[gnso-rds-pdp-wg] Some reasoning about non-contact-data (was Re: key concepts: say "contact data" when that is what we mean)

Wed Dec 7 16:13:21 UTC 2016

Hi,

First, let me start by agreeing very strongly with Greg that we can
make some big gains by distinguishing between what he calls "thin
data" (and what I think of as "name data" -- that is, data about the
name _as such_) and "contact data" (what I think of as "registration
data" -- that is, data about the registration: who did it, whom you
can contact in the event of trouble, how to do so, and so on).

In the interests of pushing forward along those lines, I'd like to
take the position in this mail that the first class of these is one
"tranche", and that each such field can be considered.  Below I
consider each such field and the arguments for and against competely
unauthenticated, public access to it.  I'm not actually sure I agree
with Greg that it is not PII and noncontroversial, but I certainly
agree that it is _less_ PII and way less controversial.

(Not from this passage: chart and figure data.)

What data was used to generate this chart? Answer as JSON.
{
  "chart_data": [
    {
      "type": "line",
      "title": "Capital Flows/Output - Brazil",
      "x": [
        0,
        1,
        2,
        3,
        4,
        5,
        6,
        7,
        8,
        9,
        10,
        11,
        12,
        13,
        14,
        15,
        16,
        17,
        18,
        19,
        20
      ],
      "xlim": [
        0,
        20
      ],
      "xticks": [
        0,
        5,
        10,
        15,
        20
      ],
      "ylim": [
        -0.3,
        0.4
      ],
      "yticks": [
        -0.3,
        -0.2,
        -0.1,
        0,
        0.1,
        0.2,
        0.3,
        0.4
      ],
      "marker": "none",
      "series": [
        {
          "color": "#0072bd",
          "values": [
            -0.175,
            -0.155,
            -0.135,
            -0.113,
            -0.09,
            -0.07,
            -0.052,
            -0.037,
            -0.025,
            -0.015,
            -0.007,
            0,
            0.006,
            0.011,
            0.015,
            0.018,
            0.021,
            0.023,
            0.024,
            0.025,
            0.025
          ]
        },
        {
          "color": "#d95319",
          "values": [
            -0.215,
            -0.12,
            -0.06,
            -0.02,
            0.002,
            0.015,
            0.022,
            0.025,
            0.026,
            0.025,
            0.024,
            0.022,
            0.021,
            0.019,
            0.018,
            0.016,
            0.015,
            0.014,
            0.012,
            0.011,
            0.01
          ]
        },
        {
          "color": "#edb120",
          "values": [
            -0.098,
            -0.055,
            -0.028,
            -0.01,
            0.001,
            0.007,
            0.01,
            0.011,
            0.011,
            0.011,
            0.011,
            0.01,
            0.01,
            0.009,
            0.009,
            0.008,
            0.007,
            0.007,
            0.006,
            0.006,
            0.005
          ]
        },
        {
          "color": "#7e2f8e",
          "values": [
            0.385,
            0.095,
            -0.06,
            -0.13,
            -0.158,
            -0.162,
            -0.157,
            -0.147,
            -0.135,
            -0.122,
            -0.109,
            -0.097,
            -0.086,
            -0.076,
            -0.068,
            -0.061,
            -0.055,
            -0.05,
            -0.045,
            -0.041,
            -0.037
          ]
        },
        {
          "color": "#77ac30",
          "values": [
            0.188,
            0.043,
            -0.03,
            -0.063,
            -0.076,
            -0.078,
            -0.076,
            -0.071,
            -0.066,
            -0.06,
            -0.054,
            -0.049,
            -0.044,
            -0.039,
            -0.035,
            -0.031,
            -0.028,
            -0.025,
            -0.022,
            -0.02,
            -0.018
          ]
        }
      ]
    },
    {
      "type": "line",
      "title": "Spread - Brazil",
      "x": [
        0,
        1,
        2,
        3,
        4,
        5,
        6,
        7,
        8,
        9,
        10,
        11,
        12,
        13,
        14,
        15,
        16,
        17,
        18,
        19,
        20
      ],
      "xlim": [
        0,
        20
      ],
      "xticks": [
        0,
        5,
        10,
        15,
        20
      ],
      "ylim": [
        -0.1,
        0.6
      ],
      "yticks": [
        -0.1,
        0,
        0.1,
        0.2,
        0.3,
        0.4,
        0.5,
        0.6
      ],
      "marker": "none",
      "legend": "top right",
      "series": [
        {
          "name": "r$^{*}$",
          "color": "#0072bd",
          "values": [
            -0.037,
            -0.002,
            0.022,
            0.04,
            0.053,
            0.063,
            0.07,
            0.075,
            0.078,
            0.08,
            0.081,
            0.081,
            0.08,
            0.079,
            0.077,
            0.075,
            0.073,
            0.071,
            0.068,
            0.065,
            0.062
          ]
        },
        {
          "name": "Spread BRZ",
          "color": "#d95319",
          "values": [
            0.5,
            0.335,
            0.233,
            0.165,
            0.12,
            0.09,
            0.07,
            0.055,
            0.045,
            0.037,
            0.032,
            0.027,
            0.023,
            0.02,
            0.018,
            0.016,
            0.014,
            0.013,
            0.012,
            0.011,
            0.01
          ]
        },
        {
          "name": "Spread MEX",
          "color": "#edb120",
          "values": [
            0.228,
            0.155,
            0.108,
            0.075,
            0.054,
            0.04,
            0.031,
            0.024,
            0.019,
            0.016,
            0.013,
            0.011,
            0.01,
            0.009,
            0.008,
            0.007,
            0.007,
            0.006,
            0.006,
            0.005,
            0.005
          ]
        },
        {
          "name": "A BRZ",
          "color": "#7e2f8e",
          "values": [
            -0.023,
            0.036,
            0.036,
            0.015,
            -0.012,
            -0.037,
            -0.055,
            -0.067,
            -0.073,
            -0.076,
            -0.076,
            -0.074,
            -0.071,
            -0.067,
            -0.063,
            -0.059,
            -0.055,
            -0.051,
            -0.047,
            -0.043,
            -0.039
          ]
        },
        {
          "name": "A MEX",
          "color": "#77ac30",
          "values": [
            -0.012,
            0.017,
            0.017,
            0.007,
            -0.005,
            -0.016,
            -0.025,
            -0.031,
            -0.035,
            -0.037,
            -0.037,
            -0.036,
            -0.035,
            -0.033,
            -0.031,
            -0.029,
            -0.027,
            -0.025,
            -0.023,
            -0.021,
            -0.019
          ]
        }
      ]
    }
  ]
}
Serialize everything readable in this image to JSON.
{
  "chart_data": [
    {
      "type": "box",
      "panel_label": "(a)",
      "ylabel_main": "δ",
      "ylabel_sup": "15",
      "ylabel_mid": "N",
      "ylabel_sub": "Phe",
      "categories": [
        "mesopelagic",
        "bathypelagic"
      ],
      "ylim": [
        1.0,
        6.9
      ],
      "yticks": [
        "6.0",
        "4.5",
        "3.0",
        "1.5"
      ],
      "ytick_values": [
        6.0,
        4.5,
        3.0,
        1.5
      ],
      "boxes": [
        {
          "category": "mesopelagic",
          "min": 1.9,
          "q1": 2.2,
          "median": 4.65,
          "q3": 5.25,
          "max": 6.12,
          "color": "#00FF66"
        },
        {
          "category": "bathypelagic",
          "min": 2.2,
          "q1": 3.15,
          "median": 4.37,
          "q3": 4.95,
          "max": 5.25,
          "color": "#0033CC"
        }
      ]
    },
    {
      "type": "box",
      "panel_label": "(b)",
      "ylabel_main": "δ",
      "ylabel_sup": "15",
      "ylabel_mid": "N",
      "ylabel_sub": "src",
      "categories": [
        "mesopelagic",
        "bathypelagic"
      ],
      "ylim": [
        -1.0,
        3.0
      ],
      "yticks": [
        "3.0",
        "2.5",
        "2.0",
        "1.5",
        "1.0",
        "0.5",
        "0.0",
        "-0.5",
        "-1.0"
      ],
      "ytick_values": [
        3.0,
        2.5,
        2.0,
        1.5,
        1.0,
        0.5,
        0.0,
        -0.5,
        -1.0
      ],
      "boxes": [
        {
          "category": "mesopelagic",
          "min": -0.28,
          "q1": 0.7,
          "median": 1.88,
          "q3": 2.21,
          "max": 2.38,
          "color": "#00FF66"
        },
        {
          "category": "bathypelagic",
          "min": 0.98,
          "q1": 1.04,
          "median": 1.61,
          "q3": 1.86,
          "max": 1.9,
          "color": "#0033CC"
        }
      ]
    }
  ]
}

On Wed, Dec 07, 2016 at 02:55:00PM +0000, Greg Aaron wrote:

> called the THIN DATA.  This is the basic data about a domain name
> registration:

> the domain name,

For an RDS query about a domain name, this is the primary key by which
the data must be fetched.  Therefore, this is a necessary condition
for an RDS at all.  It must be included.

Consequently, if someone disagrees that this is required data, that is
someone who thinks we should not have an RDS.  We should then have the
discussion about whether we should have an RDS at all.  

> the sponsoring registrar name

For an RDS query about a domain name, this data is helpful to humans
who are trying to track down the registration of the domain name.
Since the point of an RDS is to allow someone who needs certain data
about a registration to find that data, there may be an argument that
being able to find out the source of the registration could be
important.  So, that is a reason to include the data.

In addition, in a disrtibuted system (so, for instance, if we reverted
to thin registries, which a technology like RDAP makes easy), it is
necessary to get a referral to the _authoritative_ source of the data,
and since the data actually comes from registrars rather than
registries getting the sponsoring registrar is needed.  (Whether the
name is what's necessary for that is a different question; see below.)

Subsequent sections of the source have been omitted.